CHAPTER 74

1 November, 1856
‘Oh, no . . . no, that won’t do. We can’t have
them skulking around in these woods,’ Preston called out to the
nearest of his people. ‘You hear me?’
The men nearby nodded.
‘Find them for me. We can’t let them slip away and
then come back. Spread out and find them!’
The swinging lights of dozens of oil lamps and
flickering, sputtering torches filled the space around them with
dancing shadows as they beat multiple paths through the coarse
undergrowth and pushed through thick boughs of fir needles.
‘And be careful!’ he cautioned, raising his voice
above the murmur of other voices, the snap of branches, and the
rustle and tumble of dislodged snow around him. ‘They’re evil
spirits. They will jump at you and cut you if they can. Be aware,’

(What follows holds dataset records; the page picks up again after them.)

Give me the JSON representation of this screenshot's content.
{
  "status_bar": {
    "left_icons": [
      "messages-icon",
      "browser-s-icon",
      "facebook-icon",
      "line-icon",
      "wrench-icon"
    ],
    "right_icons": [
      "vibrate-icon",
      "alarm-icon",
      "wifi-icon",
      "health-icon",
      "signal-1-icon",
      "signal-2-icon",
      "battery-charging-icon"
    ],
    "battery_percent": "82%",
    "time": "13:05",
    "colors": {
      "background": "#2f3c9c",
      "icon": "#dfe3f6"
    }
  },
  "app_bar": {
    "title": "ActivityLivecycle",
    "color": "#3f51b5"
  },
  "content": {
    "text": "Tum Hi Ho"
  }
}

he said with a chilling certainty, ‘if you corner them, they will
try to confuse you. Whatever you do, do not listen to them! Do not
look into their eyes; do not let them into your head! They may look
like people . . . but they’re not.’
Preston pushed forward with renewed determination,
frantically scouring the ground in front of him, looking for signs
of a recent footfall.
We cannot let any escape. This place must be
purged.
The noises of movement from either side diminished
as the men around him began to fan out, making their own way
through the thickening woods. He turned to look over his shoulder
and saw the familiar faces of two men following too closely in his
wake.
‘Pieter, Jacob . . . you must spread out some more.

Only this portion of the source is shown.